Abstract

There is experimental evidence that solid mixtures of the rhodium dimer [Cp*RhCl2]2 and benzo[h] quinoline (BHQ) produce two different polymorphic molecular cocrystals called 4 alpha and 4 beta under ball milling conditions. The addition of NaOAc to the mixture leads to the formation of the rhodacycle [Cp*Rh-(BHQ)Cl], where the central Rh atom retains its tetracoordinate character. Isolate 4 beta reacts with NaOAc leading to the same rhodacycle while isolate 4 alpha does not under the same conditions. We show that the puzzling difference in reactivity between the two cocrystals can be traced back to fundamental aspects of the intermolecular interactions between the BHQ and [Cp*RhCl2]2 fragments in the crystalline environment. To support this view, we report a number of descriptors of the nature and strength of chemical bonds and intermolecular interactions in the extended solids and in a cluster model. We calculate formal quantum mechanical descriptors based on electronic structure, electron density, and binding and interaction energies including an energy decomposition analysis.

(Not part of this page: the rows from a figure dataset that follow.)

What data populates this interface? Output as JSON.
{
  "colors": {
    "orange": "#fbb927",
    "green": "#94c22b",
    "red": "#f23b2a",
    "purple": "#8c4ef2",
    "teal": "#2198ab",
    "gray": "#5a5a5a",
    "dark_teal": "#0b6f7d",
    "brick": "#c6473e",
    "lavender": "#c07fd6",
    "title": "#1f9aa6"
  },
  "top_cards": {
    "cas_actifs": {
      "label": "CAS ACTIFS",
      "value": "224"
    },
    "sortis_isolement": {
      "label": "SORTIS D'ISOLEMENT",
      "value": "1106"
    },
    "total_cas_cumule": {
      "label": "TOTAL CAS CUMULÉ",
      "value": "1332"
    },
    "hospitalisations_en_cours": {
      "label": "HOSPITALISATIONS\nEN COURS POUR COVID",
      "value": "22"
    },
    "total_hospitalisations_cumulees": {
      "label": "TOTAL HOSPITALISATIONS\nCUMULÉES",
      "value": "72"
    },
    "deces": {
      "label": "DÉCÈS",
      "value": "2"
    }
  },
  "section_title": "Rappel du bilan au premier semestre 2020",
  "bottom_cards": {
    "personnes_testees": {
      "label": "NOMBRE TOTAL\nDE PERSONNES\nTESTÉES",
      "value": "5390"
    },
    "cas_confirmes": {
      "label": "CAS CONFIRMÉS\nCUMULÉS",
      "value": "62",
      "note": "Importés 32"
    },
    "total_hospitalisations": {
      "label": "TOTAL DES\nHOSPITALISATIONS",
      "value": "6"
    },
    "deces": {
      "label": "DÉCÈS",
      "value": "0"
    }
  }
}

Without exception, all descriptors point to 4 beta being a transient structure higher in energy than 4 alpha with larger local and global electrophilic and nucleophilic powers, a more favorable spatial and energetic distribution of the frontier orbitals, and a more fragile crystal structure. State of the art computations help explain the differences in reactivity between transient cocrystals that precede the mechanochemical activation of C-H bonds during the formation of rhodacyles.